Only parts to make after that were the nozzles and the plunger head. Having absolutely no knowledge about injection molding I made 2 nozzles, one with a .125 orifice and the other with a .090 orifice. Can't tell you if there is an advantage of one over the other yet, but time will tell. The plunger itself is a large brass slug that threads into the air cylinder shaft. It has a mating countersink angle to the heater tube cap to ensure that I can extract as much plastic out of the barrel as possible. It also has a very high temp oring installed. No idea if the oring will last or not, but I thought it might be a good idea anyway.

Moving to the funny looking enclosure next to it we have a full PID heater apparatus which runs a solid state relay to power the AC band heaters. the LED lights next to the control indicate that the heaters are under power. Next to those is the cylinder control, which is just a 3 way, non-returning valve. And of course we have the main power switch and power indicator. 

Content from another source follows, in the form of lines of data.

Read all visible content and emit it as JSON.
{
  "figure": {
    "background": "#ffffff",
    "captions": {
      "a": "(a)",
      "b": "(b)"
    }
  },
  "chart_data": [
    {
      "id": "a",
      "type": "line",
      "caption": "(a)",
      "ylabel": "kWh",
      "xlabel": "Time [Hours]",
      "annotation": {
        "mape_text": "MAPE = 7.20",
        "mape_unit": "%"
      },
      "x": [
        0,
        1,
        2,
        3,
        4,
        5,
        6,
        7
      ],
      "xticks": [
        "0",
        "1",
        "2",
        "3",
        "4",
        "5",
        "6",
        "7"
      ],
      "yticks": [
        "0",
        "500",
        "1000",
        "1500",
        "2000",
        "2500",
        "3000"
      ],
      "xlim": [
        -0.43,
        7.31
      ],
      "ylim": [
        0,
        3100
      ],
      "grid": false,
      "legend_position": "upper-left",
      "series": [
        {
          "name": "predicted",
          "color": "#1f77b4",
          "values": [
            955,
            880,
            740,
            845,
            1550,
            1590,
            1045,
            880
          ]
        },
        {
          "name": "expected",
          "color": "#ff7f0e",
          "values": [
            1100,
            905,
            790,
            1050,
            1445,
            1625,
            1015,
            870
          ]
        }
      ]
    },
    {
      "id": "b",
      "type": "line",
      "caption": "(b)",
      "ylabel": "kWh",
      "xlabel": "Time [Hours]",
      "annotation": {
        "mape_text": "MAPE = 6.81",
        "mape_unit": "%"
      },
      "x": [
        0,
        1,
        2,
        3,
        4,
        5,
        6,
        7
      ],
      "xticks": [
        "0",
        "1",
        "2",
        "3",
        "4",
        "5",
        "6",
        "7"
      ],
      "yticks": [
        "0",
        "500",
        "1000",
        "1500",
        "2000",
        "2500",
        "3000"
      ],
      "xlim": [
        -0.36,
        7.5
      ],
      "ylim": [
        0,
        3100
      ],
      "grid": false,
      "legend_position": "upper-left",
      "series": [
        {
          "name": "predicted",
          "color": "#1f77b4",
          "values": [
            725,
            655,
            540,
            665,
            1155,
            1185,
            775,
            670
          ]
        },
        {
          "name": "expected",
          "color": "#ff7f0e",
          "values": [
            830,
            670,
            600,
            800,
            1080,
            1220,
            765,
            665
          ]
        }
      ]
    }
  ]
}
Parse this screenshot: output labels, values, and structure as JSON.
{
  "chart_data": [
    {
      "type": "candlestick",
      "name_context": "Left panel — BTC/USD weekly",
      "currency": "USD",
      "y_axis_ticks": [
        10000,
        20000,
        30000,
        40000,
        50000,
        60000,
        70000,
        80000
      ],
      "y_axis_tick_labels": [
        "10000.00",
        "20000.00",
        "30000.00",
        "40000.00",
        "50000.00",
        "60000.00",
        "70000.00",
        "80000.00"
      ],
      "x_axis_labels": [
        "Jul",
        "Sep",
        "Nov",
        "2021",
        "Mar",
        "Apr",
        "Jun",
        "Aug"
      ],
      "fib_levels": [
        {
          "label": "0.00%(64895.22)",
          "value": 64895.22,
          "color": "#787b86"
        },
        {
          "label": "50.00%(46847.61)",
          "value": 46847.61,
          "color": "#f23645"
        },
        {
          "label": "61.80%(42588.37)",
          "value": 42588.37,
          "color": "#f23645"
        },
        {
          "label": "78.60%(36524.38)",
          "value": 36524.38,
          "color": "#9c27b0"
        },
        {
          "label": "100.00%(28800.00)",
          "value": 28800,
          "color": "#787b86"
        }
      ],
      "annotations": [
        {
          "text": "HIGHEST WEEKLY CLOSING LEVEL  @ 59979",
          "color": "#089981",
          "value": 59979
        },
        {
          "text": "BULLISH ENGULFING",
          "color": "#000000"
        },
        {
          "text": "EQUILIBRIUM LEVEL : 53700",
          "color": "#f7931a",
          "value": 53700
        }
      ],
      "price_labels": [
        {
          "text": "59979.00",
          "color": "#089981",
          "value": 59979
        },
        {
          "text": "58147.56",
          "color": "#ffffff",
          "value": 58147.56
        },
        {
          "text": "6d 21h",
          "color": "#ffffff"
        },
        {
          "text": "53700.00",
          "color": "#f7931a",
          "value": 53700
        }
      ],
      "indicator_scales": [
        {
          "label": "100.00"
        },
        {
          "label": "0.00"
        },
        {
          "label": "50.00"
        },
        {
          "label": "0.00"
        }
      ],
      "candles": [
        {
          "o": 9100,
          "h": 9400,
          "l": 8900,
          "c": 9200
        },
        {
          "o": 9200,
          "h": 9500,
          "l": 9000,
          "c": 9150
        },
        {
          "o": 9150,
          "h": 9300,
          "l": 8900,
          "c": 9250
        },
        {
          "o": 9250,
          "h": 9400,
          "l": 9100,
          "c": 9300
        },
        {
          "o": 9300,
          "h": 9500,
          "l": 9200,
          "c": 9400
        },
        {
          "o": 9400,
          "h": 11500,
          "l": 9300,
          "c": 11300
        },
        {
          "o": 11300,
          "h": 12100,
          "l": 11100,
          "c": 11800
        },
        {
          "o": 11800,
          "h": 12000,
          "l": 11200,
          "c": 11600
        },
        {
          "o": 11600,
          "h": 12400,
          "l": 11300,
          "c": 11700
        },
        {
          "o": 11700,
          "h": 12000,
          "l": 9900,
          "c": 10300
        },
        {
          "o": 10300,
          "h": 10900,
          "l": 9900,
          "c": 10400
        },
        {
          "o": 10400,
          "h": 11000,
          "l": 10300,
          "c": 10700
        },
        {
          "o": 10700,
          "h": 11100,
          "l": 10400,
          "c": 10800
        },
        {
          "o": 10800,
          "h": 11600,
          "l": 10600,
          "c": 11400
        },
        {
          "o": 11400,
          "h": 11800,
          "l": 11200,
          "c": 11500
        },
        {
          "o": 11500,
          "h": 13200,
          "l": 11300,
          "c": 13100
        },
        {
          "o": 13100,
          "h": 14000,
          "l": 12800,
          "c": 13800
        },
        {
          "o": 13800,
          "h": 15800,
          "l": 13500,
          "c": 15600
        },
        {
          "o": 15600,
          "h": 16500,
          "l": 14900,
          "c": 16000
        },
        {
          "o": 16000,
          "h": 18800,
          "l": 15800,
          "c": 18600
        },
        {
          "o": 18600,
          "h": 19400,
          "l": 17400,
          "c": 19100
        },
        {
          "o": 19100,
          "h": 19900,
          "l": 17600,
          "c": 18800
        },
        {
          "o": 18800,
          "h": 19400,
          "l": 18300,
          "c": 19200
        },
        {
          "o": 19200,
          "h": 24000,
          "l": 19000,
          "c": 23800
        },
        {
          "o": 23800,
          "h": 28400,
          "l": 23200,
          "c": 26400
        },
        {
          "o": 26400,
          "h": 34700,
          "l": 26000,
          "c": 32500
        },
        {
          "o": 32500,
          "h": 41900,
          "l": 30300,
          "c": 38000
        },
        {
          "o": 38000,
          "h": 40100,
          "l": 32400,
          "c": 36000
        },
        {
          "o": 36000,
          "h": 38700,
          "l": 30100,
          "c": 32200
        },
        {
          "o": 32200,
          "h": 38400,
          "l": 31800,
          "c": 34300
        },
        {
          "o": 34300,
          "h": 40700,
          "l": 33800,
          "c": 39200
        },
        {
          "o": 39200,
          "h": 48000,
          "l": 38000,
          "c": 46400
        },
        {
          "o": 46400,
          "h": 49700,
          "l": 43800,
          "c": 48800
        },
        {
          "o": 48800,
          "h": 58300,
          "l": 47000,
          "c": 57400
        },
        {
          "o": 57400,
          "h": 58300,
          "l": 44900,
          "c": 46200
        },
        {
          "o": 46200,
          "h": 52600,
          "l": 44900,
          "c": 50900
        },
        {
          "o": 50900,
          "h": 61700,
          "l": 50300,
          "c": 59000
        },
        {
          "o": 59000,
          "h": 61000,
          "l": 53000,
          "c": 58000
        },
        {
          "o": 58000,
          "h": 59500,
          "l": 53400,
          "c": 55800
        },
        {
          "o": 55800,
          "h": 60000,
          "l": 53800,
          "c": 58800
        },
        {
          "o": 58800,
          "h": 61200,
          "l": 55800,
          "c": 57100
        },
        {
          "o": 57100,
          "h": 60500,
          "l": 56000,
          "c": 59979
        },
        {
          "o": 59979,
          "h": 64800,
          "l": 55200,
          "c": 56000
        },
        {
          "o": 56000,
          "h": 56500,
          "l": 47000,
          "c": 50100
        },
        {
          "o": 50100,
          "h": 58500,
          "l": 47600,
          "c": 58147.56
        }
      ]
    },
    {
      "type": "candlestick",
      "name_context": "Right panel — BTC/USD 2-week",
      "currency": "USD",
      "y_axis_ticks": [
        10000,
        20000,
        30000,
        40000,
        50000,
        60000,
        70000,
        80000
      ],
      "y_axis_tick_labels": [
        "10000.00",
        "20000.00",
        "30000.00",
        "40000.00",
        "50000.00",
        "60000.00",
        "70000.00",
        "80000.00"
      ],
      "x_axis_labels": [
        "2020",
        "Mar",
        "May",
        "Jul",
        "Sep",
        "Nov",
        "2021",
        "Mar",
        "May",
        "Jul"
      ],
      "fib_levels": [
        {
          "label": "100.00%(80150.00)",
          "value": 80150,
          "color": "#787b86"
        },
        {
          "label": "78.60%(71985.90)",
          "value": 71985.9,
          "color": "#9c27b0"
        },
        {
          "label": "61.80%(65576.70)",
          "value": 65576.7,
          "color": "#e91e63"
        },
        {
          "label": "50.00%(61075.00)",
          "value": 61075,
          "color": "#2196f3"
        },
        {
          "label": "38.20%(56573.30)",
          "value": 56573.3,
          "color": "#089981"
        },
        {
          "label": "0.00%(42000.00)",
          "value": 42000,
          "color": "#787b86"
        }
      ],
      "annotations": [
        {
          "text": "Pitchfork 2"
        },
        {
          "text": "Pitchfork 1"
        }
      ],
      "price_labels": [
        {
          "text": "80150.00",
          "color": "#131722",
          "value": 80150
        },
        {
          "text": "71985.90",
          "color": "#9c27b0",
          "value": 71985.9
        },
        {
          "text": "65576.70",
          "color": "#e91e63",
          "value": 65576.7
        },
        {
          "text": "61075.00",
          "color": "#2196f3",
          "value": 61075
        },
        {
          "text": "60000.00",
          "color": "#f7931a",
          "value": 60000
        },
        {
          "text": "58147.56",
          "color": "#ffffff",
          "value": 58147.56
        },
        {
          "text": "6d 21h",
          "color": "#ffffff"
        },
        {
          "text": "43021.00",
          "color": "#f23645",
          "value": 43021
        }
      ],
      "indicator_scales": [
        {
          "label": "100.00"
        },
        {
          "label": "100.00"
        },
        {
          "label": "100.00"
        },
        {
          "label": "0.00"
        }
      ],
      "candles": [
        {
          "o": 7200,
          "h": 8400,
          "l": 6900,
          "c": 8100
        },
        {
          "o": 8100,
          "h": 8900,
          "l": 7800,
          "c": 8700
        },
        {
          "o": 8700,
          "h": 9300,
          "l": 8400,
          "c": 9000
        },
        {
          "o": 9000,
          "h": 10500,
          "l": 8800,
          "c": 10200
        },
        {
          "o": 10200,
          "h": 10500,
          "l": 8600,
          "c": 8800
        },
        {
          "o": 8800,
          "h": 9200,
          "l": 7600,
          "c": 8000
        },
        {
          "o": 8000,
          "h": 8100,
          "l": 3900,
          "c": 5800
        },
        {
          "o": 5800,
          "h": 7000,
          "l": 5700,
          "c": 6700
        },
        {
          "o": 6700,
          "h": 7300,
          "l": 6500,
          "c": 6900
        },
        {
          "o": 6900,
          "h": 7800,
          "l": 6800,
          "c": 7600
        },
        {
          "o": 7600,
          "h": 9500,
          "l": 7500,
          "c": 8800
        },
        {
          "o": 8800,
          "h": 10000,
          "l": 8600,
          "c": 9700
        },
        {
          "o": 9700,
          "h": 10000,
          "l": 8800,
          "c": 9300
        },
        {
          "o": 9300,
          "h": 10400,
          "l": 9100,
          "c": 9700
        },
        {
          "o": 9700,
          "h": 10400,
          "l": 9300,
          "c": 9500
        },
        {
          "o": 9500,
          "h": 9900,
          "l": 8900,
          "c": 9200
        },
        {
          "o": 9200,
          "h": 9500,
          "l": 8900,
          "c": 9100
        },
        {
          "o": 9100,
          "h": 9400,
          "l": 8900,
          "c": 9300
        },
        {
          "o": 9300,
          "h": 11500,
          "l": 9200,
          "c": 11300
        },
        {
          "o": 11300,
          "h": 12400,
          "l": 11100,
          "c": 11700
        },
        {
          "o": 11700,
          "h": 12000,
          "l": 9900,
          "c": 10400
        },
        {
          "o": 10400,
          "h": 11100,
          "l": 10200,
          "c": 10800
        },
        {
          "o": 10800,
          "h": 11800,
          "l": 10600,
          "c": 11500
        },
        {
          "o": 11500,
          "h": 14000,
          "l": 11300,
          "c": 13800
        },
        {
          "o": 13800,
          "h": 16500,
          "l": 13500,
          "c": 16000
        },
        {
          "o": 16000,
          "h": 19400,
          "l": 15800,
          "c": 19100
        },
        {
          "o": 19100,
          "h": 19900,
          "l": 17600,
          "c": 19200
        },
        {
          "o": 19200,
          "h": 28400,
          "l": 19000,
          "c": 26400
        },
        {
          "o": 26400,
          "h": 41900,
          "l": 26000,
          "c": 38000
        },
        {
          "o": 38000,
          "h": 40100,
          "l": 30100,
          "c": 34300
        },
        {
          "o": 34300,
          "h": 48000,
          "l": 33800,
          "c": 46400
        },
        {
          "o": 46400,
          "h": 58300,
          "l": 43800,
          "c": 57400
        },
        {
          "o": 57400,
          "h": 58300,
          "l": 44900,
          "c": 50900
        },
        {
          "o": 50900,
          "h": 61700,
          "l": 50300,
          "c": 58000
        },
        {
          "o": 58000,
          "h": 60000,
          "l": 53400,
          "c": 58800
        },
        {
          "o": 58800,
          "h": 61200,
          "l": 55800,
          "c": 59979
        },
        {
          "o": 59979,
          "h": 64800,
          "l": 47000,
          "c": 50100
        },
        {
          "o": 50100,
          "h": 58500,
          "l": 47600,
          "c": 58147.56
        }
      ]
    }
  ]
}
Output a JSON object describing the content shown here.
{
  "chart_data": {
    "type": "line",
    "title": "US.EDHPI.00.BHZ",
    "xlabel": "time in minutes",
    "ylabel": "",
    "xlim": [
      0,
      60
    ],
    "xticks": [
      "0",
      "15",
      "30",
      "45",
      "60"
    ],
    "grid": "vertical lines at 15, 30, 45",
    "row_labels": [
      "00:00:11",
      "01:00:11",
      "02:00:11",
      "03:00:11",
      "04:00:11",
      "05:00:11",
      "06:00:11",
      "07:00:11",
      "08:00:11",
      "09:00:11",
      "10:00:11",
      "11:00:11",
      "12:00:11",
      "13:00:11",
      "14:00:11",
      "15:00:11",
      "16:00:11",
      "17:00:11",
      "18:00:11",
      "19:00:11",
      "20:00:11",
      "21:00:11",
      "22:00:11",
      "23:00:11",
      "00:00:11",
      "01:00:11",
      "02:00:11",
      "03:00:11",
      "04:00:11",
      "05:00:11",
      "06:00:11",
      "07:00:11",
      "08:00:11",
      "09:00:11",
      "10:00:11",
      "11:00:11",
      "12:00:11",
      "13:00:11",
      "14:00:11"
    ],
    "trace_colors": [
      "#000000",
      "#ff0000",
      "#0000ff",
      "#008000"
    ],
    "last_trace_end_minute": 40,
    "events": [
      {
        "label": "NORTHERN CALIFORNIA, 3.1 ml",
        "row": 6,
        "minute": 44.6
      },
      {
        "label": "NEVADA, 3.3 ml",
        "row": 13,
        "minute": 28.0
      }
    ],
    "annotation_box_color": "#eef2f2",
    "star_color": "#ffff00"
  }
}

So I tested it out last night. Nothing overly exciting, but it worked great!


looks like I should preheat my aluminum mold a bit before hand, but otherwise it filled completely and holds the small machining marks even. I'm pretty happy for a first go around. Although I did crush my coffee can spacer, haha. Better stick with wood from here on out.


----------



## cs900 (Dec 27, 2016)

small update. I wanted to see how much detail I could get into the dies, so I modified the disk die to make something a little cooler. turned out pretty good and filled completely.


----------



## quickcut (Dec 27, 2016)

Neat machine, What type of plastic are you using. On top of your temperature controller there are some pellets(I think) is that the plastic you are using?  Secondly your preset temp shows 400 (f) . Have you found an ideal melting temp? Thanks

charles


----------



## cs900 (Dec 28, 2016)

The parts i've done so far are ABS, and that is what is on top of the controller. 

as far as temperature, I'm still playing with that. The thermocouple currently is mounted into a hole drilled into the side of the heat barrel, but I still don't think it gives an accurate inside temperature. So I really need to play with it a bit more before I know for sure what temps I can run reliably.


----------